Open AccessPOLYCLONAL PLASMA CELL PROLIFERATION WITH SYSTEMIC CAPILLARY HEMANGIOMATOSIS, ENDOCRINE DISTURBANCE, AND PERIPHERAL NEUROPATHY
Author(s) -
Ono Kenzo,
Ito Makoto,
Hotchi Masao,
Katsuyama Tsutomu,
Komiya Ichiro,
Yamada Takashi
Publication year - 1985
Publication title -
acta patholigica japonica
Language(s) - English
Resource type - Journals
SCImago Journal Rank - 0.73
H-Index - 74
ISSN - 0001-6632
DOI - 10.1111/j.1440-1827.1985.tb02224.x
Subject(s) - pathology , medicine , autopsy , plasma cell dyscrasia , plasma cell , abnormality , fibrosis , lymph , bone marrow , antibody , immunology , psychiatry , immunoglobulin light chain
An autopsy case of so‐called plasma cell dyscrasia (PCD) of a 37‐year‐old woman was reported.
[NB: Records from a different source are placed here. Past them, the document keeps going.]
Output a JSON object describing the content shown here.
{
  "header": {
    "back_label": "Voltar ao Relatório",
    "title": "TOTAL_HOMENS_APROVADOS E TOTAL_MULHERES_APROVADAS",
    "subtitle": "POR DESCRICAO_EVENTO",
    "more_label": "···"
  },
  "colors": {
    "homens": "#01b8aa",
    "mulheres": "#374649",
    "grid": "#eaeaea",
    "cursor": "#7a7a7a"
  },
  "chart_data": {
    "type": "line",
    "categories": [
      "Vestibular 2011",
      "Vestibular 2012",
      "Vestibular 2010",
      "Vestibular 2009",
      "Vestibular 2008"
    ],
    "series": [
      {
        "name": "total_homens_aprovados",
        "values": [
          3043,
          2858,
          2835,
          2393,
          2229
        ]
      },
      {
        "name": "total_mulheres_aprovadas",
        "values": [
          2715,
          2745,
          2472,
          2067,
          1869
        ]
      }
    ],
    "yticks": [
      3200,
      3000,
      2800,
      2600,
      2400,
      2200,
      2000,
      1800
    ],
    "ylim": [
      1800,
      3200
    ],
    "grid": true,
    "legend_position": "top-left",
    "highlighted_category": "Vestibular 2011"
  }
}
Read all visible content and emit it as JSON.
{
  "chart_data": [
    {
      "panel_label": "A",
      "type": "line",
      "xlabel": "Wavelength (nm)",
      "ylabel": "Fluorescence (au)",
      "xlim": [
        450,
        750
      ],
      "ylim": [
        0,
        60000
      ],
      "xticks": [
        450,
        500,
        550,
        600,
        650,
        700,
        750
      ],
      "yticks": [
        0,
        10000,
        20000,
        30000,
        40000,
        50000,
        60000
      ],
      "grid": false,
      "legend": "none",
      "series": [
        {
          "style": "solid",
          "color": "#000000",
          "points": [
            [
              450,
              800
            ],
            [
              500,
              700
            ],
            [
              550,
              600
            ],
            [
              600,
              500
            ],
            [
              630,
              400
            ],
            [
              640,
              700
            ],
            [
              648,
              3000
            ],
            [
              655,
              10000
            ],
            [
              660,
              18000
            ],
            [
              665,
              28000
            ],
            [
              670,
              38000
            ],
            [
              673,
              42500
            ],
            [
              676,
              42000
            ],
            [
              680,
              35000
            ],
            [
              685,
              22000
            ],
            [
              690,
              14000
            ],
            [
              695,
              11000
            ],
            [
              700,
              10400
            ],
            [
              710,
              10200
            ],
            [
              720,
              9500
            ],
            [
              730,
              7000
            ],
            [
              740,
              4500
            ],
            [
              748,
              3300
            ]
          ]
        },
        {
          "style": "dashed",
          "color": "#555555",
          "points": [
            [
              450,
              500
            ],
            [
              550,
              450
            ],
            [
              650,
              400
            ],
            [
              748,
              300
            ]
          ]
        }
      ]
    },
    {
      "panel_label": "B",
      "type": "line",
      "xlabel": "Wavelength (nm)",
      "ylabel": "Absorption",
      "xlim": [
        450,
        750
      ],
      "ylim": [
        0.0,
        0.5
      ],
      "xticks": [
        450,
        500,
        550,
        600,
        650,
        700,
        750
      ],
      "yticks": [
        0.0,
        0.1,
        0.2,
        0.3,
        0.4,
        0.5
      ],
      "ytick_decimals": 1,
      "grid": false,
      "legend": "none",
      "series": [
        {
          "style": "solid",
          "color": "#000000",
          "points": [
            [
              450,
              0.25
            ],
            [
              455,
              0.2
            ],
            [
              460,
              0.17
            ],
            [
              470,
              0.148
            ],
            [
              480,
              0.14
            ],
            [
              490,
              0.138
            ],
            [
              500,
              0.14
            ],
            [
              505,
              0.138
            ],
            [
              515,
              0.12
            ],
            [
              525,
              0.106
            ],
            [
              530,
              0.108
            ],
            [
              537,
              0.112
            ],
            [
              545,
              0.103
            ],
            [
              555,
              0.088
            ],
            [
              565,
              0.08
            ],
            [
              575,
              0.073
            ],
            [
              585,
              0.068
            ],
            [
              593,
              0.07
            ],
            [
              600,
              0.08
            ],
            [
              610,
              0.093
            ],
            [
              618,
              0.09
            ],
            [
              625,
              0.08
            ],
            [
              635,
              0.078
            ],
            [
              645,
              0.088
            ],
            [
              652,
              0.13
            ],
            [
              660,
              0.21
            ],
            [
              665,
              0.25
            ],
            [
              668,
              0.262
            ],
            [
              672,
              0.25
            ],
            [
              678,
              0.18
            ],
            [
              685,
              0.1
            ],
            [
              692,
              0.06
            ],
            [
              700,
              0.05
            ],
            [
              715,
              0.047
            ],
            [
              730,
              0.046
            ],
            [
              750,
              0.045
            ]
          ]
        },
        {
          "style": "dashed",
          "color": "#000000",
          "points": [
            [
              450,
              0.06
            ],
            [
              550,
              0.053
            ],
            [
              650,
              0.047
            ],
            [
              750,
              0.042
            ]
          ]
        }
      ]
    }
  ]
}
This case showed typical clinical symptoms of PCD, except for no abnormality in serum immunoglobulins. Besides the typical histological findings often observed with PCD, the autopsy revealed an additional finding of systemic angiomatous proliferation of small blood vessels throughout the body, especially in the skin, kidneys, brain, various lymph nodes, and soft tissue. A peculiar glomerular lesion in this case, similar to membranoproliferative glomerulonephritis, was likely to be a result of proliferation of glomerular capillaries. In addition, this case showed histological evidence of retroperitoneal fibrosis and osteosclerosis. These findings were also considered to be due to the vascular abnormality. Although the etiology of the vascular lesions is obscure, it is emphasized that the abnormality is probably an important cause of the clinical symptoms seen in PCD.